Dozens of commentators and Vatican watchers have pointed to the wide gap between the views of conservative, traditional Catholics in the mold of Pope Benedict XVI and those of reform-minded Catholics like Pope Francis. Many media have referred to what is happening as a kind of “civil war.”

Yes, that passage does include another example of journalists using “reform” as a dog whistle to make sure that readers know which Catholics are good and which Catholics are evil. However, we need to move on, in this case (click here for more information on that bias issue).

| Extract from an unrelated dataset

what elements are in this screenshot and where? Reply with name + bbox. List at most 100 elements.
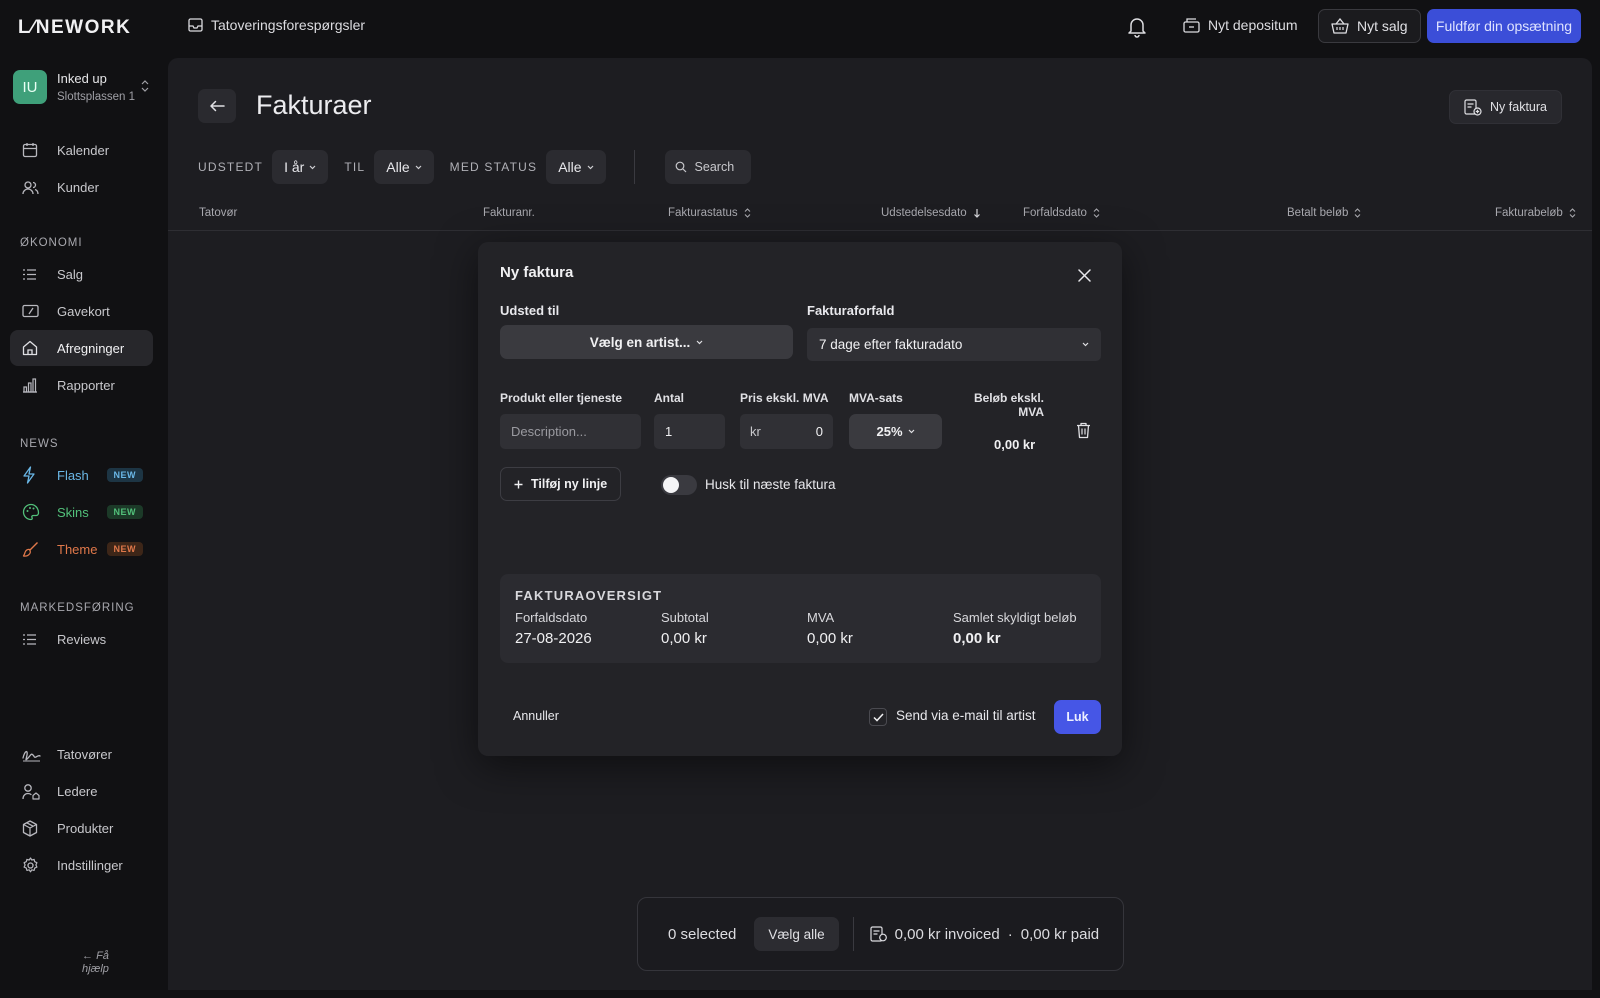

The lede clearly states that “pedophilia” is the crucial issue in this crisis. Now, what does that word mean, when you look it up in a dictionary? Here is the online Merriam-Webster:

pedophilia noun

: sexual perversion in which children are the preferred sexual object

specifically: a psychiatric disorder in which an adult has sexual fantasies about or engages in sexual acts with a prepubescent child

Note the specifics attached to the general information and then ask this question: Statistically speaking, are most of the victims in this abuse crisis “prepubescent” children?